Julien Ictoi

Personal information
- Full name: Julien Ictoi
- Date of birth: 22 March 1978 (age 47)
- Place of birth: Poissy, France
- Height: 1.78 m (5 ft 10 in)
- Position(s): Defender, striker

Youth career
- 1993–1999: Poissy
- 1999–2001: Paris Saint-Germain

Senior career*
- Years: Team / Apps / (Gls)
- 2001–2006: Mantes / 104 / (21)
- 2006–2007: Quevilly / 33 / (4)
- 2007–2008: Pacy Vallée-d'Eure / 13 / (0)
- 2008–2010: Mantes / 22 / (0)
- 2010–2017: Le Moule

International career
- 2010–2011: Guadeloupe / 0 / (0)

= Julien Ictoi =

French footballer (born 1978)

Julien Ictoi (born 22 March 1978) is a retired French footballer.

==Career==
Ictoi was born in Poissy.
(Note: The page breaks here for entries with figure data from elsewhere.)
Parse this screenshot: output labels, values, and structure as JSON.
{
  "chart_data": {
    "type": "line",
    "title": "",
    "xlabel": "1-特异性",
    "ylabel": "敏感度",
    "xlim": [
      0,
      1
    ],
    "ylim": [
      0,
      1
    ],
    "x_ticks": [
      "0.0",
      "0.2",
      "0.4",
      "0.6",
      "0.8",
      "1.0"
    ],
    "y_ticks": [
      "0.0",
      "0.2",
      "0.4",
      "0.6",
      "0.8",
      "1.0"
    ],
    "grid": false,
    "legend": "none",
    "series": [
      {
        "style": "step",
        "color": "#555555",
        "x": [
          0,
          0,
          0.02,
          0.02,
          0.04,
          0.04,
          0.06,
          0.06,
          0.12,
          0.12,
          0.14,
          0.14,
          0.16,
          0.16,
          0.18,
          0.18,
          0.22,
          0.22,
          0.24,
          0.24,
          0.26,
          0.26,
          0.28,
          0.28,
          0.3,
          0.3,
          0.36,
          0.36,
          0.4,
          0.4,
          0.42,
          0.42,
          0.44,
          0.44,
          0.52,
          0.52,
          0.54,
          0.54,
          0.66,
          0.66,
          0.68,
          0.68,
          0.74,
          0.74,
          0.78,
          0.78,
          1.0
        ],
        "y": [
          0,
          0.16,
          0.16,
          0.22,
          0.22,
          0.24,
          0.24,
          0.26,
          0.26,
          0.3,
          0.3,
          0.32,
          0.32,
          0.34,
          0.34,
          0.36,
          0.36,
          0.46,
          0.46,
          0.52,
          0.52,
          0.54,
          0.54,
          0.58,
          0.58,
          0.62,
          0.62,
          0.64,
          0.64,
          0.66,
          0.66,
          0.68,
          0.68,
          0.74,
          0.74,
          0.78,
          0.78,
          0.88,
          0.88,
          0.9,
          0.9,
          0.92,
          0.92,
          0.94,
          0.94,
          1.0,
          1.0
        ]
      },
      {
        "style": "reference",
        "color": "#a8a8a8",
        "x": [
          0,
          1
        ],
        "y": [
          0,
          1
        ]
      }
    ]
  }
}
Initially, he began his career playing as a striker, but switched to defense in 2007 after signing with Pacy Vallée-d'Eure. Ictoi has spent the majority of his career playing in the amateur divisions of France, most notably with Mantes, whom he made over 100 appearances with. In 2010, he ventured to his native homeland of Guadeloupe joining CS Moulien. In his inaugural season with the club, Ictoi won the Guadeloupe Division d'Honneur.